In our reading from this past weekend from Revelation 19, we catch a breathtaking glimpse of the end of time when Satan is finally conquered the Church is wed to Christ once and for all. The song of praise at this wedding is beautiful:
Hallelujah! For our Lord God Almighty reigns. Let us rejoice and be glad and give him glory! For the wedding of the Lamb has come, and his bride has made herself ready. Fine linen, bright and clean, was given her to wear. (Revelation 19:6-8)
A Church once stained by the sin and depravity of her people is now arrayed in “fine linen, bright and clean.” How does she obtain such linen? It is “given her to wear.” Even at the end of time, God’s gospel goes on. The church does not earn her linens, nor does she merit them; rather, they are given to her.

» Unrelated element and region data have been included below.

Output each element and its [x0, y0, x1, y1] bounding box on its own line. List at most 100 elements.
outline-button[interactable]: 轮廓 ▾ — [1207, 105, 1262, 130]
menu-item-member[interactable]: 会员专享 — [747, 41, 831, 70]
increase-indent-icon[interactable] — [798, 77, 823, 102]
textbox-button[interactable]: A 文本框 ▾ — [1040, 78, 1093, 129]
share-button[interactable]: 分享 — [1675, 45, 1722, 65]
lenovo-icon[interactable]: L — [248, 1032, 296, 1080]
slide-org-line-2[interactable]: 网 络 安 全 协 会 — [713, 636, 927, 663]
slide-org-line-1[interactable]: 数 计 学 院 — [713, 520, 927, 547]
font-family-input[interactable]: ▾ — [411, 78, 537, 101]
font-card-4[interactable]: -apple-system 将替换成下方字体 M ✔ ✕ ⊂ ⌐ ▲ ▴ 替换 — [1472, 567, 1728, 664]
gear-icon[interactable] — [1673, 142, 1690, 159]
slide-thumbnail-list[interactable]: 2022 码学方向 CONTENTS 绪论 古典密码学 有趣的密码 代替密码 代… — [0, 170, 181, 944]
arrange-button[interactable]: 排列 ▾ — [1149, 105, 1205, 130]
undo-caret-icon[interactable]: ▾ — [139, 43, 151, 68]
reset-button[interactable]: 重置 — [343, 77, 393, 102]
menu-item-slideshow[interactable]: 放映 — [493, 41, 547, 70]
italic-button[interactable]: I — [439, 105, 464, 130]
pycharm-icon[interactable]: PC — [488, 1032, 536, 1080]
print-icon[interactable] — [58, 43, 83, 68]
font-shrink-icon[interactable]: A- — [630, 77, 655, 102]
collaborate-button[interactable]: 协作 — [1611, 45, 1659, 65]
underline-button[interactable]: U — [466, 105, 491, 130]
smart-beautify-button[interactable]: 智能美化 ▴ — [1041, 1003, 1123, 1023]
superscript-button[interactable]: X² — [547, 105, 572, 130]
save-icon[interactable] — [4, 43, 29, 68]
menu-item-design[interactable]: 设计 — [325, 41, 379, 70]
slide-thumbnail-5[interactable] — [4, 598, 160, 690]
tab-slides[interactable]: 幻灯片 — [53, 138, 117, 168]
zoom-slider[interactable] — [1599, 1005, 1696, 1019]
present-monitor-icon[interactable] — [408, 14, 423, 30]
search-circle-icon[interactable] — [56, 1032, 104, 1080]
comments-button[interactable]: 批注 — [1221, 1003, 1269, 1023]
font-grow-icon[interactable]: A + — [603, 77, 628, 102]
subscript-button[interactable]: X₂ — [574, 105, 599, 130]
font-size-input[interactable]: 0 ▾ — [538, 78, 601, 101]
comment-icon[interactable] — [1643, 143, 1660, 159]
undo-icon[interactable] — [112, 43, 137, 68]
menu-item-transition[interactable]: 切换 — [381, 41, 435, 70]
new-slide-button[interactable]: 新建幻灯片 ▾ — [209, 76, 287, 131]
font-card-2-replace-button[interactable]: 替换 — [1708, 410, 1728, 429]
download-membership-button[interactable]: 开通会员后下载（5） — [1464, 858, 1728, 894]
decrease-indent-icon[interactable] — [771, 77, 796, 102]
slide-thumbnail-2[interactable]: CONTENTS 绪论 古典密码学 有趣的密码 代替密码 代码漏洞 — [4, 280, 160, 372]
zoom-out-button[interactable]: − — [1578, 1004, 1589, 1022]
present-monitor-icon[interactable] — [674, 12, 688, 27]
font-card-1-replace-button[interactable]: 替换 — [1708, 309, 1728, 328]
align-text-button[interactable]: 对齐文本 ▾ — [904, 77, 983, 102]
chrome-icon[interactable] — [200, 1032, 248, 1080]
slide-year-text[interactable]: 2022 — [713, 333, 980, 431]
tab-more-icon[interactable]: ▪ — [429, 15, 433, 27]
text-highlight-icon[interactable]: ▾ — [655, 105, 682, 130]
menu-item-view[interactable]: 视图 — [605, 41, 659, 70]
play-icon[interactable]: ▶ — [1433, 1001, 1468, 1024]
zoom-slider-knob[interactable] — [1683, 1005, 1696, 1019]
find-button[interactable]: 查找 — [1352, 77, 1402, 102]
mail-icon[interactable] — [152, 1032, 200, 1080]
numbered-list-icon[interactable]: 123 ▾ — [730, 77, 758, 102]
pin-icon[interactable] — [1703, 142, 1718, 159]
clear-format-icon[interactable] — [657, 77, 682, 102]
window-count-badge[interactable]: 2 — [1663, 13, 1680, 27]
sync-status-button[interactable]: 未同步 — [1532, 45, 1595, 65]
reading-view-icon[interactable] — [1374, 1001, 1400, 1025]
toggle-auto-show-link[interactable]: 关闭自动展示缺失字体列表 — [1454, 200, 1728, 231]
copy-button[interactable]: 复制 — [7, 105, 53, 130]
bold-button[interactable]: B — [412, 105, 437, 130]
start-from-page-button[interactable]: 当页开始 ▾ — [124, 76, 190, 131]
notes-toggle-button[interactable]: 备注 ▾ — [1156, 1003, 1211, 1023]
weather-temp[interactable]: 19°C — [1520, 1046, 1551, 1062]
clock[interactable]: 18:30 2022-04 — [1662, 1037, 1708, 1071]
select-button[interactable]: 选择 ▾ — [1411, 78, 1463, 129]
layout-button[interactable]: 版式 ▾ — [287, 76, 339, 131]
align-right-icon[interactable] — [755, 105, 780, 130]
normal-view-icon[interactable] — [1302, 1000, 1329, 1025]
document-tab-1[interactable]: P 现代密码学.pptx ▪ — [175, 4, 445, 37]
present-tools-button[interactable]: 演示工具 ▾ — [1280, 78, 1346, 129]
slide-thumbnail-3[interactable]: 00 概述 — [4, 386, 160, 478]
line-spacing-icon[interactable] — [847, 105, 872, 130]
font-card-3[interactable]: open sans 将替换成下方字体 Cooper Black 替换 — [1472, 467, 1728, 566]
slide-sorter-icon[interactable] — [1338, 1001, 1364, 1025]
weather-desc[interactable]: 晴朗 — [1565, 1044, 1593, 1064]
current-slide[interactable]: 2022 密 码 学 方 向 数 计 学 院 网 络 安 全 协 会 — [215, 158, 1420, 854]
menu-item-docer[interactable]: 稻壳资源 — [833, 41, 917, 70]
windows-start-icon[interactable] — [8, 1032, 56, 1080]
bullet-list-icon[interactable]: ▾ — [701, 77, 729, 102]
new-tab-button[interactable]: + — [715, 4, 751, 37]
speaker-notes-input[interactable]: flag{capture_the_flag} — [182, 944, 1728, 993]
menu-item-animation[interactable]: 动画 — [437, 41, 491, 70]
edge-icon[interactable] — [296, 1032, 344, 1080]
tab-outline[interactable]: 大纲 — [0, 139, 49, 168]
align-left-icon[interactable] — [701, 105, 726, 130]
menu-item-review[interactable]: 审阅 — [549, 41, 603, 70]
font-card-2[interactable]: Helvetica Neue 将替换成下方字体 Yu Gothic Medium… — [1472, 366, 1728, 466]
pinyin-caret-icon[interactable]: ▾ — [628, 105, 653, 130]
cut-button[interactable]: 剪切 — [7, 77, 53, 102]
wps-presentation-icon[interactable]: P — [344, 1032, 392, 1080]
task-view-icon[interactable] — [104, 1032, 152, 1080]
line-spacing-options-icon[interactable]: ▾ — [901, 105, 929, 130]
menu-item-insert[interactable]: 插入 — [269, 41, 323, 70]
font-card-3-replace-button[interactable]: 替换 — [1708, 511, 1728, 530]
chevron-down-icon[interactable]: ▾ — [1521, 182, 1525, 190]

Just as the bride of the king was given life by an extended gold scepter, the bride of Christ is given life by His arms, extended on a cross. And when Jesus extends His arms on a cross, He does so with a promise on His lips: “It will be given you! Forgiveness will be given you! Life will be given you! Salvation will be given you! Fine linen of holiness, unsoiled by sin will be given you! It will be given you!” This is why, on the Last Day, when the wedding of the Lamb of God to His Church finally arrives, we will be stained no more by sin. For Christ will have given us all we need – even perfection into eternity. It will be given you. What a gift!